Instance specific data

I want to draw 1000 to 2000 circles, each with its own 2D location and radius. I am going to use instancing to draw a mesh approximating a circle (16 vertices or something), but I obviously need instance specific data for position and radius. I’ve found some info on UBOs, Uniform Buffer Objects, that seem to be perfect for instance specific data (and skinning, among other things). I’d then use the gl_InstanceID in my shader to fetch the data, something similar to this:

gl_Position = position[gl_InstanceID] + circleVertex * radius[gl_InstanceID];

and then normalize the coordinates to screen coordinates.

This article provided good info on defining the uniform buffer stuff in the shader, but almost no info at all on creating and setting up the actual buffer with OpenGL commands in my program, nor any information on actually accessing the data in the vertex shader, so my code above is psuedocode until proven otherwise. :stuck_out_tongue: I can’t find any tutorials or even a working example, some I’m pretty much shooting blindly with my experimenting at the moment. I will obviously post a working example when (if?) I get it working.

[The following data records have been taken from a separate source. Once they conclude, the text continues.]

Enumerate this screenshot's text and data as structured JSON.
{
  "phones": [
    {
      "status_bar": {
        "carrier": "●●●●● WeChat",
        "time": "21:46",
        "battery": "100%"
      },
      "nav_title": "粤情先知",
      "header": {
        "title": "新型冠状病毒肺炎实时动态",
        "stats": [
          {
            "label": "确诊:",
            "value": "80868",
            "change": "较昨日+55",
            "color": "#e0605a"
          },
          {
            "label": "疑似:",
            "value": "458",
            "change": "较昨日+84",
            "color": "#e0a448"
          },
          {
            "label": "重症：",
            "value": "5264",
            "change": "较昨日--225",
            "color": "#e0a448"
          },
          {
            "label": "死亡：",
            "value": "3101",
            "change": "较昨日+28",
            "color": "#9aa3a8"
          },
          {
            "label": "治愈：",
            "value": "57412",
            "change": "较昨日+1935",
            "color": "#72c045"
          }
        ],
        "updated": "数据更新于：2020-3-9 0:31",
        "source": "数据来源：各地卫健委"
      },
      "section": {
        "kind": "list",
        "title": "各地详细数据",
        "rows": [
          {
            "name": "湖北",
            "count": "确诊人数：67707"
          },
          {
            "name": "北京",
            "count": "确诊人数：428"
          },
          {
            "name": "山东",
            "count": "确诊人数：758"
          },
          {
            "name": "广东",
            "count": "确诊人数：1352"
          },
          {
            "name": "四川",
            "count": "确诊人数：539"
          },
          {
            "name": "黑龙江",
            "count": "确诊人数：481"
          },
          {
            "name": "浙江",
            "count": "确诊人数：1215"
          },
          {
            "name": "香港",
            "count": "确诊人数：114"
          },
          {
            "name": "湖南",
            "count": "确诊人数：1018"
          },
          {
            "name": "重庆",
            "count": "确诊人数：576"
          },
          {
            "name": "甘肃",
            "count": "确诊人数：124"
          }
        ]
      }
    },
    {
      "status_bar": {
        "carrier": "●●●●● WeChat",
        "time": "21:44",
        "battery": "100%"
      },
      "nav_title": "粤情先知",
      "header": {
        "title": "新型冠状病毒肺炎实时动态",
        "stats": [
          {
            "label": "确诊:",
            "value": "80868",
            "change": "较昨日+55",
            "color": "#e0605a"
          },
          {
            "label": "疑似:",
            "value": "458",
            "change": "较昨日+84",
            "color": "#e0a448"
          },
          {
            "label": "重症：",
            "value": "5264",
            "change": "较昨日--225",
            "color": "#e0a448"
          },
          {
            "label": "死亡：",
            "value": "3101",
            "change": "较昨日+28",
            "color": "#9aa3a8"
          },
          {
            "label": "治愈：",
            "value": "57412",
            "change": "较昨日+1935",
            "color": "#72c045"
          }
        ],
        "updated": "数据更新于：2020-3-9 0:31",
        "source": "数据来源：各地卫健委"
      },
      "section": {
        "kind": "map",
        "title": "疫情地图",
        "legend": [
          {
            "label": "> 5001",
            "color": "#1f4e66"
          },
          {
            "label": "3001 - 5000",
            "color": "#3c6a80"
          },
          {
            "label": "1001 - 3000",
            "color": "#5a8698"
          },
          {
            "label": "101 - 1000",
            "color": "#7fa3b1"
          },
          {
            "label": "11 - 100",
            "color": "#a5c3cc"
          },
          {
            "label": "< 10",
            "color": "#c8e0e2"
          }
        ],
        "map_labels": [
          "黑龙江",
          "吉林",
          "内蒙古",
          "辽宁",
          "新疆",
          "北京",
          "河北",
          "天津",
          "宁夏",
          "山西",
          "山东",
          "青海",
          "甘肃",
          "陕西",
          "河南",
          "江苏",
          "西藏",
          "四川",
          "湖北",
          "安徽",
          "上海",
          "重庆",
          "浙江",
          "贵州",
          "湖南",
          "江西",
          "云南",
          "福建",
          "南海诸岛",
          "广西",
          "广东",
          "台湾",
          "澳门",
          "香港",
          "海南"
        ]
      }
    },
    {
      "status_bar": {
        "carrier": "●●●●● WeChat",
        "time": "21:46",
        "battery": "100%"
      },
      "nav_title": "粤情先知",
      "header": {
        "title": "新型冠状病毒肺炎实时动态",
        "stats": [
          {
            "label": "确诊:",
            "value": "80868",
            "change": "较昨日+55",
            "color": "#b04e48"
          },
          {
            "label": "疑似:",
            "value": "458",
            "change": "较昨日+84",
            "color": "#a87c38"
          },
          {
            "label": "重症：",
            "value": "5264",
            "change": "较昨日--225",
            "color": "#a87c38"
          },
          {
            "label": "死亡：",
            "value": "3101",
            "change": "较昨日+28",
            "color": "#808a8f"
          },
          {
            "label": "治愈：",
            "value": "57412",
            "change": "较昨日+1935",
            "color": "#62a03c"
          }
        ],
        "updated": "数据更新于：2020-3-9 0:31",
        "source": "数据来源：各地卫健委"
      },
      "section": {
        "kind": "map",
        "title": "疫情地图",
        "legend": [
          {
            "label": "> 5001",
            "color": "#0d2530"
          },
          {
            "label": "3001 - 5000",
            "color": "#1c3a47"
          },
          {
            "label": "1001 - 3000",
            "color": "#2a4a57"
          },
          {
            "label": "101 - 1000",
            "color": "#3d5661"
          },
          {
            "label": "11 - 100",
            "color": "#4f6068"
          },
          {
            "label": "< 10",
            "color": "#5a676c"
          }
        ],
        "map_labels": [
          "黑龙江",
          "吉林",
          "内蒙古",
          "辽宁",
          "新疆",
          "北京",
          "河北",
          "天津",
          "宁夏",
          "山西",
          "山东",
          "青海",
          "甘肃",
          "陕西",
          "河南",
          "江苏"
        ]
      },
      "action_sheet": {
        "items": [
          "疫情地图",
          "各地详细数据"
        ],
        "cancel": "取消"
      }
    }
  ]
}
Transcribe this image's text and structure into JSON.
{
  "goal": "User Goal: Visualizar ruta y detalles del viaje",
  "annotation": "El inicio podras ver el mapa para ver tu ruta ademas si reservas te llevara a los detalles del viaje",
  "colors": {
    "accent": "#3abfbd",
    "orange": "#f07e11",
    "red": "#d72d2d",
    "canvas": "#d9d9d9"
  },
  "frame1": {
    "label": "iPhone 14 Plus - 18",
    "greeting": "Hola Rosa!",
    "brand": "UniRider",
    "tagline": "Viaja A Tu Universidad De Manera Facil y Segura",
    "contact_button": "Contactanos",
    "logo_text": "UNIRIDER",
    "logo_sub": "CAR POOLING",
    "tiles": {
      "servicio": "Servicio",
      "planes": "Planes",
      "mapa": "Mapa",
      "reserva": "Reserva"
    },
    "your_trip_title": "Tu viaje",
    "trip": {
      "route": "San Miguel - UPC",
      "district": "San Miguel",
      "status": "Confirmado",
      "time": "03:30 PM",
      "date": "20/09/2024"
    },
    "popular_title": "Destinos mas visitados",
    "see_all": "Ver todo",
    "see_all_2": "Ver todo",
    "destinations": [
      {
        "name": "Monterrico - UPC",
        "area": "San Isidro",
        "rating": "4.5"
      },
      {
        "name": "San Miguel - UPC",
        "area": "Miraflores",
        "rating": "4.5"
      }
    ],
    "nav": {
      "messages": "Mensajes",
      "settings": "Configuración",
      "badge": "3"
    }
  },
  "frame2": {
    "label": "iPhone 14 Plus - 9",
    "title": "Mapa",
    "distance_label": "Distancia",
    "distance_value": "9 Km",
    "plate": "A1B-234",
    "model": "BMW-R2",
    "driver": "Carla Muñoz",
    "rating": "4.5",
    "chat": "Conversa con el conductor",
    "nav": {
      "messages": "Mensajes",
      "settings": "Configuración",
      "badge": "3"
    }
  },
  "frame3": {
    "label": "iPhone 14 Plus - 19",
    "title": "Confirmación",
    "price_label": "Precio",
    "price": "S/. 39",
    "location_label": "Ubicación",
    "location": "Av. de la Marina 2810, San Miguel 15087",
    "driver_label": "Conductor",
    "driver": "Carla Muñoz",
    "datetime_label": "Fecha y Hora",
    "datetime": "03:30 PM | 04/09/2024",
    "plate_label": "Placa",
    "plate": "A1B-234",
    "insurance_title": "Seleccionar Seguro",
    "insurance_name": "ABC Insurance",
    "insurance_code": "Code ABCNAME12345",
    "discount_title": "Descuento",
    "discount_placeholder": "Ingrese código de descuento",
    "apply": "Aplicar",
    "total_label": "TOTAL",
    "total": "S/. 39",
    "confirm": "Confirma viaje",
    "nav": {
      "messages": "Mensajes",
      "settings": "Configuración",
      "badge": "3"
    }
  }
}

I know you guys usually stick to your glBegins and vertex arrays, but please help me out here! (joke) xDDDDDD

The LWJGL test package contains a sample that uses UBO. See org.lwjgl.test.opengl.shaders.ShaderUNI.

I think you’ll find that instancing will be quite slow for the use case you’re interested in. It’s more useful when you have complex geometry (1000s of triangles) and a moderate amount of instances (a few 100s max). For circles/sprites, it’d be better to generate the geometry for all instances offline, then animate using transform feedback or OpenCL. Give it a go with instancing though, I might be wrong.

I abandoned UBOs, as they require you to specify an array size in your SHADERS, which looks terrible and sucks. I instead went with ARB_instanced_arrays (see the last method, the code is so clear that it’s scary). I ended up with a normal VBO for the circle positions drawing pizza slices to minimize the number of fragments that gets to the fragment shader. I then had a separate VBO with the instance specific data available using glVertexAttribDivisor().

My drawing is basically:

  1. Bind and map instance specific data buffer.
  2. Put instance specific data in buffer.
  3. Bind texture(s), VAO and shader
  4. glDrawArraysInstanced(GL_TRIANGLE_FAN, 0, SUBDIVISIONS + 2, num_circles);

Speed at 1000 circles with radius=10, each made of 12 slices ( = 14 vertices as you can see above): 920 FPS
With my fragment shader which does 2D raytracing with about 20 samples for each pixel, this drops to 720 FPS. This is still more than a 10x speedup compared to my old algorithm, but that algorithm was CPU bound (too many draw calls). This one is GPU-bound and barely uses any CPU at all (just loading 3000 floats in a buffer), which is insanely important for my game. All in all, it’s ridiculously fast compared to my earlier algorithm.

The goal was to reduce the CPU-load of my earlier algorithm, which is what instancing is all about in the first place. It’s not about getting higher vertex performance or fill-rate (but it still can improve it), it’s about reducing the number of draw calls from a varying number N=num_instances to a constant.